The game still throws curveballs inside the whistle.

“During the play a lot can happen,” Maiava said. “I go in expecting nothing, prepared for anything. Coach Riley and the staff do a great job preparing us. They put us in different situations in practice. When the time comes, we sink to the level of our training.”

USC, whose eight Heisman winners are the most of any school, has a high-profile home date with Michigan coming up. The Illinois defeat stung, but the message inside the building is to compress the horizon and keep moving.

“Before the season we talked about how close this team is,” Maiava said. “This was our first loss together. Being close shows up now. We come together more and build the camaraderie even stronger. What stands out is that even the guys who have not played feel the loss. No one wants to see a teammate down.”

The Trojans are not framing the year around the 12-team College Football Playoff, even if the expanded format gives contenders more margin. “We do not really talk about that,” he said. “We attack each day one day at a time. One-week season. Focus on what we can control.”

Maiava is the first Polynesian to start at quarterback for USC, a milestone he calls both humbling and motivating.

“It means a lot,” he said. “A lot to learn from and a lot to build on. I wake up grateful to be coached by Coach Riley and Coach (Luke) Huard and to be with my teammates. I am blessed to be in this position.”

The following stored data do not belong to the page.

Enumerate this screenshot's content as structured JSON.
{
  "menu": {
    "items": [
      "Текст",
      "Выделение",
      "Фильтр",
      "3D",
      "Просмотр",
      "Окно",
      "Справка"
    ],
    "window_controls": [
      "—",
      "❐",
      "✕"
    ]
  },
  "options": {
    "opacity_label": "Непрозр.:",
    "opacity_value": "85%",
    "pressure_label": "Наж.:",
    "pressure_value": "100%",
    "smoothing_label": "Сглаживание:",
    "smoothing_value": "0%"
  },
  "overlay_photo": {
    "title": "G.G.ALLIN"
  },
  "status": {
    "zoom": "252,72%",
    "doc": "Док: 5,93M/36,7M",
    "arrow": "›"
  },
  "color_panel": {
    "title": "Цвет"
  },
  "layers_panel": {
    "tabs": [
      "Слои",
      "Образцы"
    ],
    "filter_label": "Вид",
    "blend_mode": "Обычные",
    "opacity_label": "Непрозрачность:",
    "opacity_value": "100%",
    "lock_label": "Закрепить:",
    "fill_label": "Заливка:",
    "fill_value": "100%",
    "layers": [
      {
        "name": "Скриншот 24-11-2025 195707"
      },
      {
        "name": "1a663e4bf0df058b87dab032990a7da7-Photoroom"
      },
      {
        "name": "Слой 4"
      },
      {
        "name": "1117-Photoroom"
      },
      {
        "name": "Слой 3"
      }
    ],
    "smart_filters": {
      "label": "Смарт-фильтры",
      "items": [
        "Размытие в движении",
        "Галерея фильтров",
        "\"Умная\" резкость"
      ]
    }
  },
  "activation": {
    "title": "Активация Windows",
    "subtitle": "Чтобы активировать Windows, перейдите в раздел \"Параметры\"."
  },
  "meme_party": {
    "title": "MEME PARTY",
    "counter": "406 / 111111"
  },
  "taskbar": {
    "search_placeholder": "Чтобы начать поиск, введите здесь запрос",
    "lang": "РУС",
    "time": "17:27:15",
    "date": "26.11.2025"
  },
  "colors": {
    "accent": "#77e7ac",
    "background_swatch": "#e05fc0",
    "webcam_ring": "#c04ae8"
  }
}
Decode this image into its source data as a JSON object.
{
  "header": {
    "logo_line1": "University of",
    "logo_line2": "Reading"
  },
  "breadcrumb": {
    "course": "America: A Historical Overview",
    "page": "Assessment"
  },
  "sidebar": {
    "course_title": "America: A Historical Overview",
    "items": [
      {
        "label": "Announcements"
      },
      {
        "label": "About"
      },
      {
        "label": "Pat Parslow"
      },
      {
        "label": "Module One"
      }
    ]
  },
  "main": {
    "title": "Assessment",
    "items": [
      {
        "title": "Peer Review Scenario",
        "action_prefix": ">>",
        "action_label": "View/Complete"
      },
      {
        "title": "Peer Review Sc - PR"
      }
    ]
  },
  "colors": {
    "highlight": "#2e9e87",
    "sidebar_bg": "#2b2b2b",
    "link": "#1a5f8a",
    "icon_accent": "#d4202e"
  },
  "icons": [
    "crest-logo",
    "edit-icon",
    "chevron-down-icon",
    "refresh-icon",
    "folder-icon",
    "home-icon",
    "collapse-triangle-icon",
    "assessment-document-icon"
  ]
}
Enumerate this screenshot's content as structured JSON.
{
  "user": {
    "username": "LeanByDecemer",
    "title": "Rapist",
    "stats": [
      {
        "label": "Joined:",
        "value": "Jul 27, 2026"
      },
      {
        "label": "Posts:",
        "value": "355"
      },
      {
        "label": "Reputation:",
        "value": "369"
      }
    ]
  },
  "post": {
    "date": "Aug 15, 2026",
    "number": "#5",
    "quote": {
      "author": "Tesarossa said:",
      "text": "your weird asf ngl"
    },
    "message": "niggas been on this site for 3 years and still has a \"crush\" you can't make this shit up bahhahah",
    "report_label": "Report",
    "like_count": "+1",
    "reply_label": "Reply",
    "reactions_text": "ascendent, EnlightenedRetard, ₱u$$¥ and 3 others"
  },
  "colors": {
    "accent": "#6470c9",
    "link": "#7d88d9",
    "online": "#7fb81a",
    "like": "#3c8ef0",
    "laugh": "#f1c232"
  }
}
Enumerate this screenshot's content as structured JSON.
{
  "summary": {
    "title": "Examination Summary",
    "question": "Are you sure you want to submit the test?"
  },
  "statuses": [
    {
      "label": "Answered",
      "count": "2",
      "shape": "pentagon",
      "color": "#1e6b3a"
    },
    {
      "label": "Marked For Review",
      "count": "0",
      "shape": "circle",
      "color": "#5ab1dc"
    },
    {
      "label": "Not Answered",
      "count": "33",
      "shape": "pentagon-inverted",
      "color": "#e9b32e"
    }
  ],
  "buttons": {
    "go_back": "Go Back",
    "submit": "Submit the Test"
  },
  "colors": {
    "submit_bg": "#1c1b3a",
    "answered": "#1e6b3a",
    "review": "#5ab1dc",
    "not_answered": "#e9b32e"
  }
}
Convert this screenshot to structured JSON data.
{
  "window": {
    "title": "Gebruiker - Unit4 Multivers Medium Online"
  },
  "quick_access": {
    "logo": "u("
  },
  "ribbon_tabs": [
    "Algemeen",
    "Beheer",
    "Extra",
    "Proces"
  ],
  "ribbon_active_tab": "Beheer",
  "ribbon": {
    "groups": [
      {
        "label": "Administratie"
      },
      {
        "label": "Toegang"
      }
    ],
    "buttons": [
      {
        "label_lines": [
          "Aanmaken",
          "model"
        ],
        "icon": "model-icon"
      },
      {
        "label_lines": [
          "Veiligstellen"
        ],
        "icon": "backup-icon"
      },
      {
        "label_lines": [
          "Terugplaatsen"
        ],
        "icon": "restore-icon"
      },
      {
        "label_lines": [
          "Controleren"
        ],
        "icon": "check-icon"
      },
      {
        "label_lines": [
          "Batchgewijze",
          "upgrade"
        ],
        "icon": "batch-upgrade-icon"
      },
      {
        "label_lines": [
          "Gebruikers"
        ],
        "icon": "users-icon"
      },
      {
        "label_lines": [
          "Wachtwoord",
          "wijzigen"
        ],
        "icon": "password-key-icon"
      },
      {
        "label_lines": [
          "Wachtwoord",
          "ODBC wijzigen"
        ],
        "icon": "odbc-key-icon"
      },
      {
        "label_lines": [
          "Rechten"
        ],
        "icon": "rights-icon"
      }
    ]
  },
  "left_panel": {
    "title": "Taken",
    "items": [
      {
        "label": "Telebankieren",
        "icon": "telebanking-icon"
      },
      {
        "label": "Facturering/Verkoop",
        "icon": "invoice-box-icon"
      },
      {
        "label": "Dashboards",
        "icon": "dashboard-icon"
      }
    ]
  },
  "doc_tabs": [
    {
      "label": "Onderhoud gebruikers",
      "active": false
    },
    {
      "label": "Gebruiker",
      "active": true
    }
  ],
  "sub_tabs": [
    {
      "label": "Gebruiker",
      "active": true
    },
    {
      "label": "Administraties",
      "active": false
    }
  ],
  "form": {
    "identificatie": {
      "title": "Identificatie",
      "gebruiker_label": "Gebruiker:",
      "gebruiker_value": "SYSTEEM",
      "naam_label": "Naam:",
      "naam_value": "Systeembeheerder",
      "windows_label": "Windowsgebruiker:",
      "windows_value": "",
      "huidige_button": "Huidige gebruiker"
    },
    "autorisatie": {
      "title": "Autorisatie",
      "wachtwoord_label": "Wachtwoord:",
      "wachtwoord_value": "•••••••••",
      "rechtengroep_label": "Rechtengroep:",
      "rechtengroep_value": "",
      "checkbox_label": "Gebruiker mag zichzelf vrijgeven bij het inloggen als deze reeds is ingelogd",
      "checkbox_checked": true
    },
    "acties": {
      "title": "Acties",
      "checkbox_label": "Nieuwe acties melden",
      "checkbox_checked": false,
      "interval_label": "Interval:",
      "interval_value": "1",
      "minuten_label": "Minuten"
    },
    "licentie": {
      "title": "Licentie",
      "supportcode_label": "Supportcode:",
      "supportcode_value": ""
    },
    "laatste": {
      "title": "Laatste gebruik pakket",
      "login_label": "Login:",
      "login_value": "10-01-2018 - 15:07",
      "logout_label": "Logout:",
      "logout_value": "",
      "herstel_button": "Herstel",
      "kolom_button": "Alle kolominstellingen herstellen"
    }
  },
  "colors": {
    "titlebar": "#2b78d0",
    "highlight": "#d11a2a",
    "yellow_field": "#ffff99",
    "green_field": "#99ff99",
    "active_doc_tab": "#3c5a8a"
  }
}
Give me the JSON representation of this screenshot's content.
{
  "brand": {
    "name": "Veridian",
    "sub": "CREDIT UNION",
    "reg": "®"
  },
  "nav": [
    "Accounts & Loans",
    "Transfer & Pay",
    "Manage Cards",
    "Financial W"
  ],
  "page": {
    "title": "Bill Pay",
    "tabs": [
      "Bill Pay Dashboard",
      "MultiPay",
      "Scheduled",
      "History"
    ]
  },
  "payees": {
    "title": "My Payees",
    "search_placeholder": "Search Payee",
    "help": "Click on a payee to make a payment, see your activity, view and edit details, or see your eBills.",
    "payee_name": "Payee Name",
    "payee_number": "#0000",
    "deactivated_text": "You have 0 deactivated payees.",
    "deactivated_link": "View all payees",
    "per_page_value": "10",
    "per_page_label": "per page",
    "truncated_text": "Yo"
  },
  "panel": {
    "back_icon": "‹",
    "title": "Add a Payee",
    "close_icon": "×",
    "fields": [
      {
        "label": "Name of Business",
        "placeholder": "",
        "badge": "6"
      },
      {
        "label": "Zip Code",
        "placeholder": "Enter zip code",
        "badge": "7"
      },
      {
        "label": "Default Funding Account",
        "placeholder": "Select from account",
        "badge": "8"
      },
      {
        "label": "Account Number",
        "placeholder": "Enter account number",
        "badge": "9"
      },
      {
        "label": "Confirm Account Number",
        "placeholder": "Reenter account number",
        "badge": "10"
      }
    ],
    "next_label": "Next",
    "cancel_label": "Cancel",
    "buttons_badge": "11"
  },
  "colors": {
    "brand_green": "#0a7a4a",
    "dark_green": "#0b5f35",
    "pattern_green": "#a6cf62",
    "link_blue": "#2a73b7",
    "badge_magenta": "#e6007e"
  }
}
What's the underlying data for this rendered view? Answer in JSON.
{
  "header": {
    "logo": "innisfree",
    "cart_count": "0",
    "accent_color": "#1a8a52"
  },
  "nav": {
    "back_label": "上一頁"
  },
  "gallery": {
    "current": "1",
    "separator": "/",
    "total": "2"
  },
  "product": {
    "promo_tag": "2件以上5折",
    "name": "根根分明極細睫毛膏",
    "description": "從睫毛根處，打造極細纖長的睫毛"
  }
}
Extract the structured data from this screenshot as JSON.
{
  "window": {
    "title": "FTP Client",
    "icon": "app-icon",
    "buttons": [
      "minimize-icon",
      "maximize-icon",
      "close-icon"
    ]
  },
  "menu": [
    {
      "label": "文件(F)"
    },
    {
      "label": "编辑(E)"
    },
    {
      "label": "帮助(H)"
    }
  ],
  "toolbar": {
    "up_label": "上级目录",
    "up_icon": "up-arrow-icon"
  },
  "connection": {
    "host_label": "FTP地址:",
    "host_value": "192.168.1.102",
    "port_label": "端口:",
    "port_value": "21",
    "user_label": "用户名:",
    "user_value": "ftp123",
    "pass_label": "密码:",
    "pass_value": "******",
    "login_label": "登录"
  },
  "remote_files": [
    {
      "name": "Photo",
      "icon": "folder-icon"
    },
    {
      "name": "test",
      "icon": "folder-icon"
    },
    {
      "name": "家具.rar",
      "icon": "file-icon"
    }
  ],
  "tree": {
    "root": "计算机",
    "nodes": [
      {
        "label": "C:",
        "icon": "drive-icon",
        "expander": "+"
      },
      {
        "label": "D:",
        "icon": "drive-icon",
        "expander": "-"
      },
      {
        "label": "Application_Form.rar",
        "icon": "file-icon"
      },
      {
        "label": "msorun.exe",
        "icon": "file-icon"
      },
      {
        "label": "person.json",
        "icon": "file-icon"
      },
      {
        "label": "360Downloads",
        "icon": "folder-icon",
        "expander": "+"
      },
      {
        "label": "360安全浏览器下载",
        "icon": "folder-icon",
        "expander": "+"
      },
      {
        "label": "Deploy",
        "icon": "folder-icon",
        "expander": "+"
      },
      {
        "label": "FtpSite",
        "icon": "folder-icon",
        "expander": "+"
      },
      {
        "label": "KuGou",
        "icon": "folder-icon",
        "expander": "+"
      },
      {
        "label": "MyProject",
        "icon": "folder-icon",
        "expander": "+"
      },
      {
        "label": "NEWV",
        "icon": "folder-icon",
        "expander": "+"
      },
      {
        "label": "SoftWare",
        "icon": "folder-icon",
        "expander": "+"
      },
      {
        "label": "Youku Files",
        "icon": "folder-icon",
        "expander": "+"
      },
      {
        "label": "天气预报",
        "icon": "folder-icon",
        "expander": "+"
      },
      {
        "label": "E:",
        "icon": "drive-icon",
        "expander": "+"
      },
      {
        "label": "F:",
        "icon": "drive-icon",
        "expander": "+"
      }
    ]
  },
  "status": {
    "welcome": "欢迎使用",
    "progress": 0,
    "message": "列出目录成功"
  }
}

He says mainland fans sometimes miss the fire that animates athletes from Hawaii.

“Our competitiveness and our resiliency,” Maiava said. “We never give up. We keep going.”

Ask him to picture home and the scene snaps into focus.

“Polo Valley,” he said. “In the mountains behind Waikiki. That’s where I grew up. True scenery.”

His island sports heroes include Tua Tagovailoa, Marcus Mariota, Colt Brennan and Manti Te’o. As a freshman in high school, Maiava once found himself lifting next to Mariota, then in his prime.

“We were like six inches apart and not talking,” he said, laughing. “I was just observing how he carries himself. I was a little star-struck. Palms sweaty.”

Away from football, Maiava keeps it light. He taught himself to juggle and can handle four balls when pressed. If he were not playing, he said he would be “putting smiles on people’s faces.”

In the meantime, the task is straightforward. Regroup, lean on chemistry, and make the routine plays routine. The rest tends to follow.

“Be decisive,” Maiava said. “Do your job and stack winning plays.”